— А у нас на срань всякую. Сейчас сам увидишь…
В подворотне, свернувшись в крендель, спал алконавт.
— Блин, до чего ж они одинаковые! Их, наверное, в парниках растят, на говне: созрел — сорвали — на улицу, созрел — сорвали — на улицу!
В общем, так оно, наверное, и было. Все они походили друг на друга как близнецы: турецкая куртка, штаны с пузырями, ушибленная рана затылка… Гегемон, пахнущий китайской лапшой и тушенкой.
— Спорим, у него «Беломор» в кармане?
Северов ощупал кожанку:
— «Прима».
— Один хрен. Паспорт есть?
— Есть. Ух ты, Вячеслав Добрынин!
Он протянул мне паспорт. Надо же — тезка.
— Смотри — композитор! Сла-а-ава-а-а, ау! — Он защемил алкашу мочки ушей. — Нажми на клавиши, продай талант.
Добрынин зашлепал губами и стал вяло отталкиваться руками.
— Сла-а-ава, подъем! Дай нашатырь, Лар.
— Соски бы ему вывернуть…
— Так встанет. Давай, мужик, нюхай. Нюхай-нюхай.

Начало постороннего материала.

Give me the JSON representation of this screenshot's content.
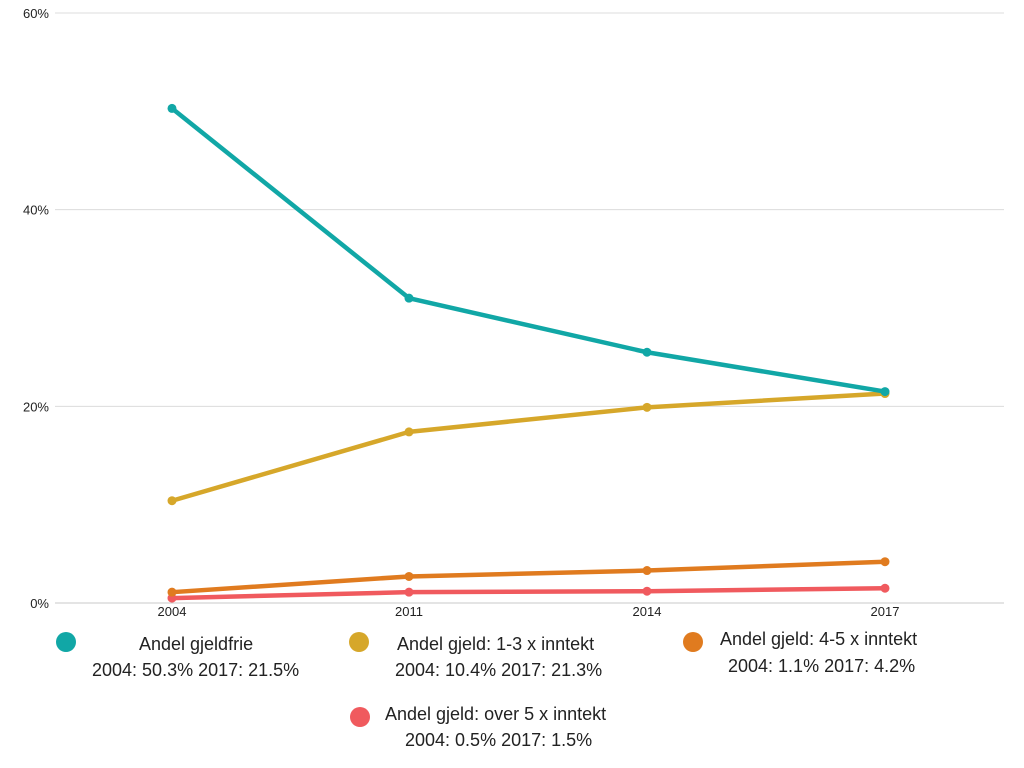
{
  "chart_data": {
    "type": "line",
    "categories": [
      "2004",
      "2011",
      "2014",
      "2017"
    ],
    "y_ticks": [
      "0%",
      "20%",
      "40%",
      "60%"
    ],
    "ylim": [
      0,
      60
    ],
    "grid": true,
    "legend_position": "bottom",
    "series": [
      {
        "name": "Andel gjeldfrie",
        "color": "#11a7a6",
        "values": [
          50.3,
          31.0,
          25.5,
          21.5
        ],
        "summary": "2004: 50.3% 2017: 21.5%"
      },
      {
        "name": "Andel gjeld: 1-3 x inntekt",
        "color": "#d6a72a",
        "values": [
          10.4,
          17.4,
          19.9,
          21.3
        ],
        "summary": "2004: 10.4% 2017: 21.3%"
      },
      {
        "name": "Andel gjeld: 4-5 x inntekt",
        "color": "#e07b1f",
        "values": [
          1.1,
          2.7,
          3.3,
          4.2
        ],
        "summary": "2004: 1.1% 2017: 4.2%"
      },
      {
        "name": "Andel gjeld: over 5 x inntekt",
        "color": "#f05a5e",
        "values": [
          0.5,
          1.1,
          1.2,
          1.5
        ],
        "summary": "2004: 0.5% 2017: 1.5%"
      }
    ]
  }
}
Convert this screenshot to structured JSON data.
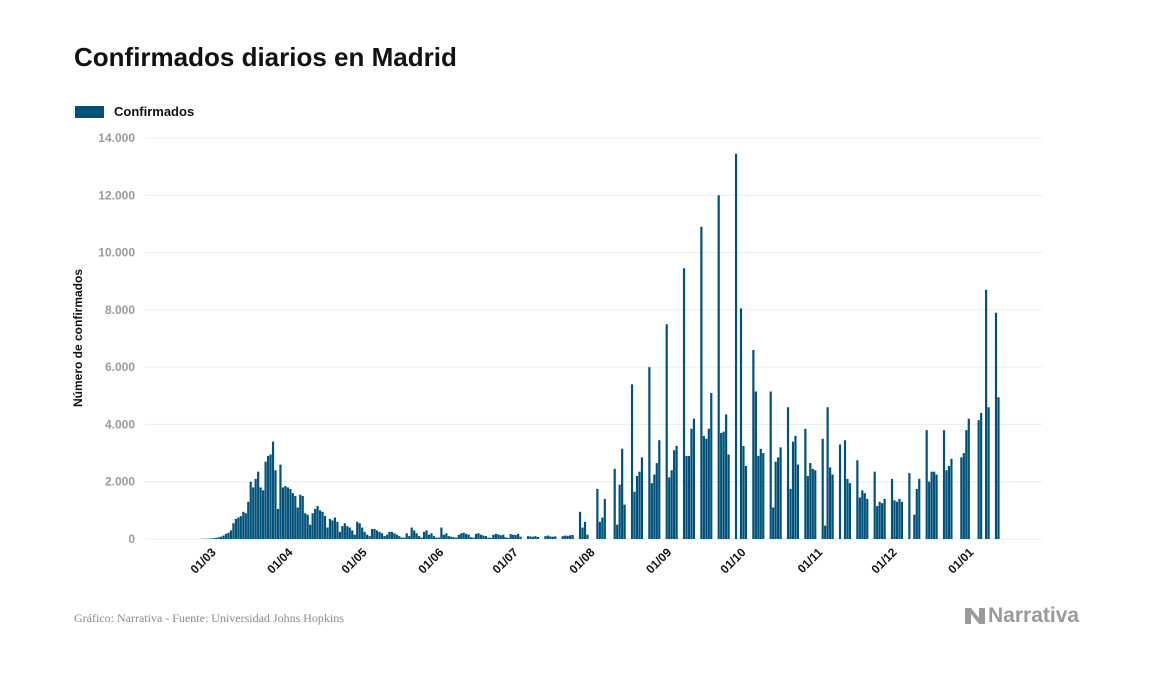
{
  "title": "Confirmados diarios en Madrid",
  "footer": "Gráfico: Narrativa - Fuente: Universidad Johns Hopkins",
  "logo_text": "Narrativa",
  "colors": {
    "bar": "#00527a",
    "grid": "#ececec",
    "tick_text": "#9a9a9a",
    "logo": "#9a9a9a"
  },
  "chart_data": {
    "type": "bar",
    "title": "Confirmados diarios en Madrid",
    "xlabel": "",
    "ylabel": "Número de confirmados",
    "ylim": [
      0,
      14000
    ],
    "grid": true,
    "legend": {
      "position": "top-left",
      "entries": [
        "Confirmados"
      ]
    },
    "y_ticks": [
      {
        "value": 0,
        "label": "0"
      },
      {
        "value": 2000,
        "label": "2.000"
      },
      {
        "value": 4000,
        "label": "4.000"
      },
      {
        "value": 6000,
        "label": "6.000"
      },
      {
        "value": 8000,
        "label": "8.000"
      },
      {
        "value": 10000,
        "label": "10.000"
      },
      {
        "value": 12000,
        "label": "12.000"
      },
      {
        "value": 14000,
        "label": "14.000"
      }
    ],
    "x_ticks": [
      {
        "date": "2020-03-01",
        "label": "01/03"
      },
      {
        "date": "2020-04-01",
        "label": "01/04"
      },
      {
        "date": "2020-05-01",
        "label": "01/05"
      },
      {
        "date": "2020-06-01",
        "label": "01/06"
      },
      {
        "date": "2020-07-01",
        "label": "01/07"
      },
      {
        "date": "2020-08-01",
        "label": "01/08"
      },
      {
        "date": "2020-09-01",
        "label": "01/09"
      },
      {
        "date": "2020-10-01",
        "label": "01/10"
      },
      {
        "date": "2020-11-01",
        "label": "01/11"
      },
      {
        "date": "2020-12-01",
        "label": "01/12"
      },
      {
        "date": "2021-01-01",
        "label": "01/01"
      }
    ],
    "series": [
      {
        "name": "Confirmados",
        "daily_by_month": [
          {
            "month": "2020-02",
            "first_day": 25,
            "values": [
              5,
              8,
              10,
              15,
              20
            ]
          },
          {
            "month": "2020-03",
            "first_day": 1,
            "values": [
              30,
              40,
              60,
              80,
              120,
              180,
              220,
              300,
              550,
              700,
              750,
              800,
              950,
              900,
              1300,
              2000,
              1800,
              2100,
              2350,
              1800,
              1700,
              2700,
              2900,
              2950,
              3400,
              2400,
              1050,
              2600,
              1800,
              1850,
              1800
            ]
          },
          {
            "month": "2020-04",
            "first_day": 1,
            "values": [
              1750,
              1600,
              1500,
              1100,
              1550,
              1500,
              900,
              850,
              500,
              900,
              1050,
              1150,
              1000,
              950,
              800,
              400,
              700,
              650,
              750,
              600,
              250,
              450,
              550,
              450,
              400,
              300,
              150,
              600,
              550,
              400
            ]
          },
          {
            "month": "2020-05",
            "first_day": 1,
            "values": [
              250,
              150,
              100,
              350,
              350,
              300,
              250,
              200,
              100,
              150,
              250,
              250,
              200,
              150,
              100,
              50,
              50,
              200,
              100,
              400,
              300,
              200,
              100,
              50,
              250,
              300,
              150,
              200,
              100,
              50,
              50
            ]
          },
          {
            "month": "2020-06",
            "first_day": 1,
            "values": [
              400,
              150,
              200,
              100,
              80,
              60,
              50,
              150,
              200,
              220,
              180,
              150,
              60,
              50,
              180,
              200,
              150,
              120,
              100,
              50,
              40,
              150,
              180,
              160,
              130,
              150,
              60,
              40,
              170,
              150
            ]
          },
          {
            "month": "2020-07",
            "first_day": 1,
            "values": [
              140,
              180,
              80,
              0,
              0,
              100,
              90,
              80,
              100,
              70,
              0,
              0,
              100,
              120,
              90,
              80,
              90,
              0,
              0,
              100,
              120,
              110,
              130,
              140,
              0,
              0,
              950,
              400,
              600,
              150,
              0
            ]
          },
          {
            "month": "2020-08",
            "first_day": 1,
            "values": [
              0,
              0,
              1750,
              600,
              750,
              1400,
              0,
              0,
              0,
              2450,
              500,
              1900,
              3150,
              1200,
              0,
              0,
              5400,
              1650,
              2200,
              2350,
              2850,
              0,
              0,
              6000,
              1950,
              2250,
              2650,
              3450,
              0,
              0,
              7500
            ]
          },
          {
            "month": "2020-09",
            "first_day": 1,
            "values": [
              2150,
              2400,
              3100,
              3250,
              0,
              0,
              9450,
              2900,
              2900,
              3850,
              4200,
              0,
              0,
              10900,
              3600,
              3500,
              3850,
              5100,
              0,
              0,
              12000,
              3700,
              3750,
              4350,
              2950,
              0,
              0,
              13450,
              0,
              8050
            ]
          },
          {
            "month": "2020-10",
            "first_day": 1,
            "values": [
              3250,
              2550,
              0,
              0,
              6600,
              5150,
              2900,
              3150,
              3000,
              0,
              0,
              5150,
              1100,
              2700,
              2850,
              3200,
              0,
              0,
              4600,
              1750,
              3400,
              3600,
              2600,
              0,
              0,
              3850,
              2200,
              2650,
              2450,
              2400,
              0
            ]
          },
          {
            "month": "2020-11",
            "first_day": 1,
            "values": [
              0,
              3500,
              470,
              4600,
              2500,
              2250,
              0,
              0,
              3300,
              0,
              3450,
              2100,
              1950,
              0,
              0,
              2750,
              1450,
              1700,
              1600,
              1400,
              0,
              0,
              2350,
              1150,
              1300,
              1250,
              1400,
              0,
              0,
              2100
            ]
          },
          {
            "month": "2020-12",
            "first_day": 1,
            "values": [
              1350,
              1300,
              1400,
              1300,
              0,
              0,
              2300,
              0,
              850,
              1750,
              2100,
              0,
              0,
              3800,
              2000,
              2350,
              2350,
              2250,
              0,
              0,
              3800,
              2400,
              2550,
              2800,
              0,
              0,
              0,
              2850,
              3000,
              3800,
              4200
            ]
          },
          {
            "month": "2021-01",
            "first_day": 1,
            "values": [
              0,
              0,
              0,
              4150,
              4400,
              0,
              8700,
              4600,
              0,
              0,
              7900,
              4950
            ]
          }
        ]
      }
    ]
  }
}
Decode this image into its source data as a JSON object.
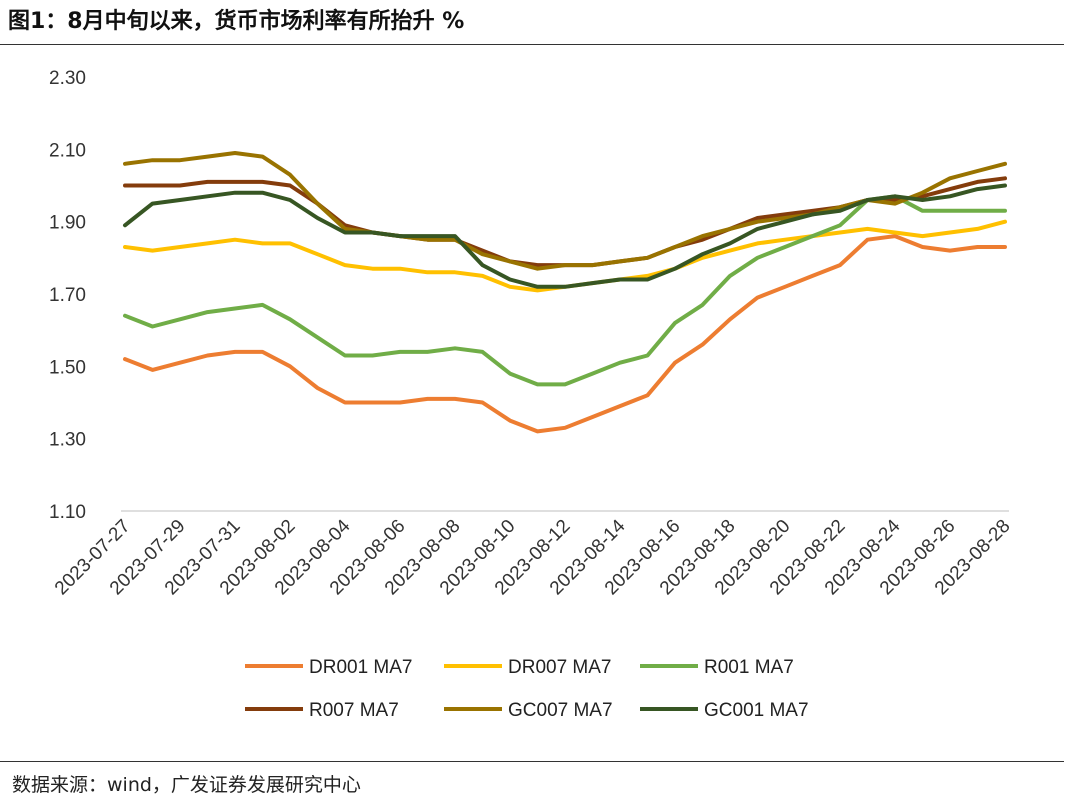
{
  "header": {
    "title": "图1：8月中旬以来，货币市场利率有所抬升  %"
  },
  "footer": {
    "source": "数据来源：wind，广发证券发展研究中心"
  },
  "chart_data": {
    "type": "line",
    "title": "图1：8月中旬以来，货币市场利率有所抬升  %",
    "xlabel": "",
    "ylabel": "",
    "ylim": [
      1.1,
      2.3
    ],
    "yticks": [
      1.1,
      1.3,
      1.5,
      1.7,
      1.9,
      2.1,
      2.3
    ],
    "ytick_labels": [
      "1.10",
      "1.30",
      "1.50",
      "1.70",
      "1.90",
      "2.10",
      "2.30"
    ],
    "x": [
      "2023-07-27",
      "2023-07-28",
      "2023-07-29",
      "2023-07-30",
      "2023-07-31",
      "2023-08-01",
      "2023-08-02",
      "2023-08-03",
      "2023-08-04",
      "2023-08-05",
      "2023-08-06",
      "2023-08-07",
      "2023-08-08",
      "2023-08-09",
      "2023-08-10",
      "2023-08-11",
      "2023-08-12",
      "2023-08-13",
      "2023-08-14",
      "2023-08-15",
      "2023-08-16",
      "2023-08-17",
      "2023-08-18",
      "2023-08-19",
      "2023-08-20",
      "2023-08-21",
      "2023-08-22",
      "2023-08-23",
      "2023-08-24",
      "2023-08-25",
      "2023-08-26",
      "2023-08-27",
      "2023-08-28"
    ],
    "xtick_labels": [
      "2023-07-27",
      "2023-07-29",
      "2023-07-31",
      "2023-08-02",
      "2023-08-04",
      "2023-08-06",
      "2023-08-08",
      "2023-08-10",
      "2023-08-12",
      "2023-08-14",
      "2023-08-16",
      "2023-08-18",
      "2023-08-20",
      "2023-08-22",
      "2023-08-24",
      "2023-08-26",
      "2023-08-28"
    ],
    "grid": false,
    "legend_position": "bottom",
    "series": [
      {
        "name": "DR001 MA7",
        "color": "#ED7D31",
        "values": [
          1.52,
          1.49,
          1.51,
          1.53,
          1.54,
          1.54,
          1.5,
          1.44,
          1.4,
          1.4,
          1.4,
          1.41,
          1.41,
          1.4,
          1.35,
          1.32,
          1.33,
          1.36,
          1.39,
          1.42,
          1.51,
          1.56,
          1.63,
          1.69,
          1.72,
          1.75,
          1.78,
          1.85,
          1.86,
          1.83,
          1.82,
          1.83,
          1.83
        ]
      },
      {
        "name": "DR007 MA7",
        "color": "#FFC000",
        "values": [
          1.83,
          1.82,
          1.83,
          1.84,
          1.85,
          1.84,
          1.84,
          1.81,
          1.78,
          1.77,
          1.77,
          1.76,
          1.76,
          1.75,
          1.72,
          1.71,
          1.72,
          1.73,
          1.74,
          1.75,
          1.77,
          1.8,
          1.82,
          1.84,
          1.85,
          1.86,
          1.87,
          1.88,
          1.87,
          1.86,
          1.87,
          1.88,
          1.9
        ]
      },
      {
        "name": "R001 MA7",
        "color": "#70AD47",
        "values": [
          1.64,
          1.61,
          1.63,
          1.65,
          1.66,
          1.67,
          1.63,
          1.58,
          1.53,
          1.53,
          1.54,
          1.54,
          1.55,
          1.54,
          1.48,
          1.45,
          1.45,
          1.48,
          1.51,
          1.53,
          1.62,
          1.67,
          1.75,
          1.8,
          1.83,
          1.86,
          1.89,
          1.96,
          1.97,
          1.93,
          1.93,
          1.93,
          1.93
        ]
      },
      {
        "name": "R007 MA7",
        "color": "#843C0C",
        "values": [
          2.0,
          2.0,
          2.0,
          2.01,
          2.01,
          2.01,
          2.0,
          1.95,
          1.89,
          1.87,
          1.86,
          1.85,
          1.85,
          1.82,
          1.79,
          1.78,
          1.78,
          1.78,
          1.79,
          1.8,
          1.83,
          1.85,
          1.88,
          1.91,
          1.92,
          1.93,
          1.94,
          1.96,
          1.96,
          1.97,
          1.99,
          2.01,
          2.02
        ]
      },
      {
        "name": "GC007 MA7",
        "color": "#997300",
        "values": [
          2.06,
          2.07,
          2.07,
          2.08,
          2.09,
          2.08,
          2.03,
          1.95,
          1.88,
          1.87,
          1.86,
          1.85,
          1.85,
          1.81,
          1.79,
          1.77,
          1.78,
          1.78,
          1.79,
          1.8,
          1.83,
          1.86,
          1.88,
          1.9,
          1.91,
          1.92,
          1.94,
          1.96,
          1.95,
          1.98,
          2.02,
          2.04,
          2.06
        ]
      },
      {
        "name": "GC001 MA7",
        "color": "#375623",
        "values": [
          1.89,
          1.95,
          1.96,
          1.97,
          1.98,
          1.98,
          1.96,
          1.91,
          1.87,
          1.87,
          1.86,
          1.86,
          1.86,
          1.78,
          1.74,
          1.72,
          1.72,
          1.73,
          1.74,
          1.74,
          1.77,
          1.81,
          1.84,
          1.88,
          1.9,
          1.92,
          1.93,
          1.96,
          1.97,
          1.96,
          1.97,
          1.99,
          2.0
        ]
      }
    ]
  }
}
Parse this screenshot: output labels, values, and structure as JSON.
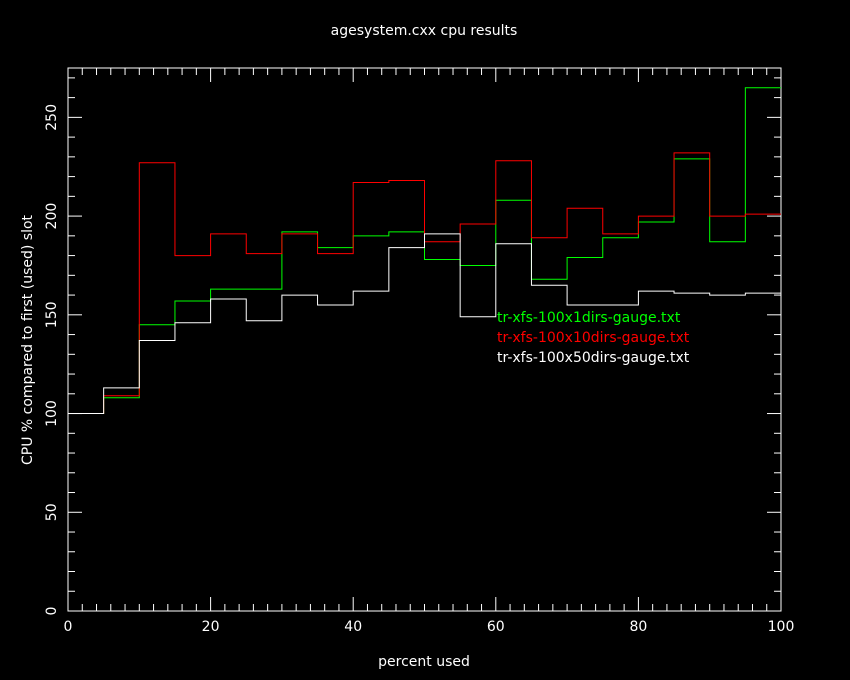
{
  "chart_data": {
    "type": "line",
    "step": true,
    "title": "agesystem.cxx cpu results",
    "xlabel": "percent used",
    "ylabel": "CPU % compared to first (used) slot",
    "xlim": [
      0,
      100
    ],
    "ylim": [
      0,
      275
    ],
    "xticks": [
      0,
      20,
      40,
      60,
      80,
      100
    ],
    "yticks": [
      0,
      50,
      100,
      150,
      200,
      250
    ],
    "x_edges": [
      0,
      5,
      10,
      15,
      20,
      25,
      30,
      35,
      40,
      45,
      50,
      55,
      60,
      65,
      70,
      75,
      80,
      85,
      90,
      95,
      100
    ],
    "legend_position": "center-right",
    "series": [
      {
        "name": "tr-xfs-100x1dirs-gauge.txt",
        "color": "#00ff00",
        "values": [
          100,
          108,
          145,
          157,
          163,
          163,
          192,
          184,
          190,
          192,
          178,
          175,
          208,
          168,
          179,
          189,
          197,
          229,
          187,
          265
        ]
      },
      {
        "name": "tr-xfs-100x10dirs-gauge.txt",
        "color": "#ff0000",
        "values": [
          100,
          109,
          227,
          180,
          191,
          181,
          191,
          181,
          217,
          218,
          187,
          196,
          228,
          189,
          204,
          191,
          200,
          232,
          200,
          201
        ]
      },
      {
        "name": "tr-xfs-100x50dirs-gauge.txt",
        "color": "#ffffff",
        "values": [
          100,
          113,
          137,
          146,
          158,
          147,
          160,
          155,
          162,
          184,
          191,
          149,
          186,
          165,
          155,
          155,
          162,
          161,
          160,
          161
        ]
      }
    ]
  }
}
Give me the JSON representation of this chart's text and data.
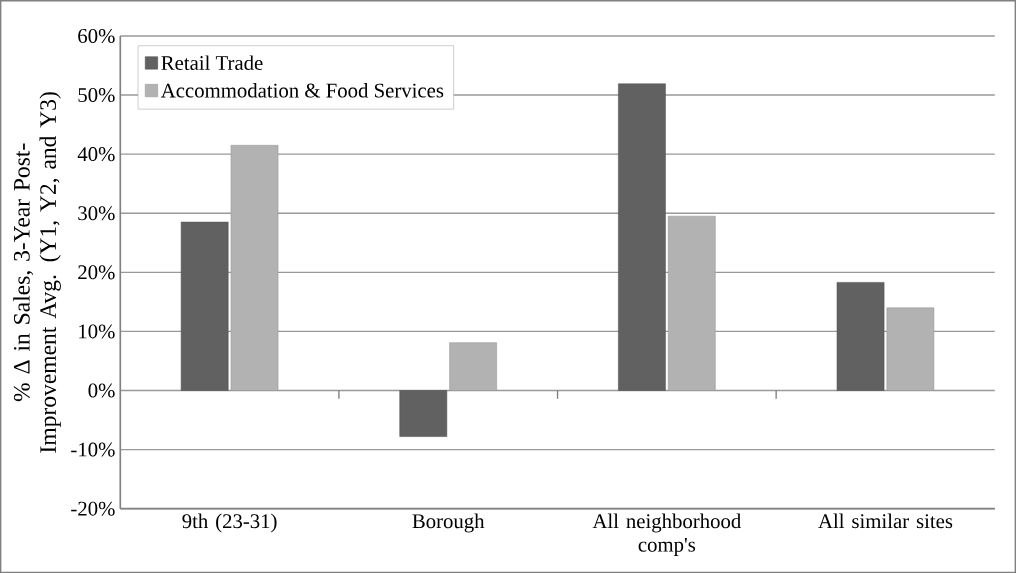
{
  "chart_data": {
    "type": "bar",
    "ylabel": "% Δ in Sales, 3-Year Post-Improvement Avg. (Y1, Y2, and Y3)",
    "categories": [
      "9th (23-31)",
      "Borough",
      "All neighborhood comp's",
      "All similar sites"
    ],
    "series": [
      {
        "name": "Retail Trade",
        "color": "#616161",
        "values": [
          28.5,
          -7.8,
          51.9,
          18.3
        ]
      },
      {
        "name": "Accommodation & Food Services",
        "color": "#b2b2b2",
        "values": [
          41.5,
          8.1,
          29.5,
          14.0
        ]
      }
    ],
    "ylim": [
      -20,
      60
    ],
    "yticks": [
      {
        "value": -20,
        "label": "-20%"
      },
      {
        "value": -10,
        "label": "-10%"
      },
      {
        "value": 0,
        "label": "0%"
      },
      {
        "value": 10,
        "label": "10%"
      },
      {
        "value": 20,
        "label": "20%"
      },
      {
        "value": 30,
        "label": "30%"
      },
      {
        "value": 40,
        "label": "40%"
      },
      {
        "value": 50,
        "label": "50%"
      },
      {
        "value": 60,
        "label": "60%"
      }
    ],
    "grid": "y",
    "legend": "top left"
  }
}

— М-м-м-м-м-м-м-ы-ы-ы-ааа.
— Едкая, да? Ну, давай еще разок.
— Ы-ы-ы-м-м-ммм.
— И я о том же. Па-а-аберегись!
Разбрасывая сопли, Добрынин чихнул. Потом еще, потом разошелся. Утих, очухался, размазал по лицу рукавом. Попытался подняться. Северов присел перед ним на корточки.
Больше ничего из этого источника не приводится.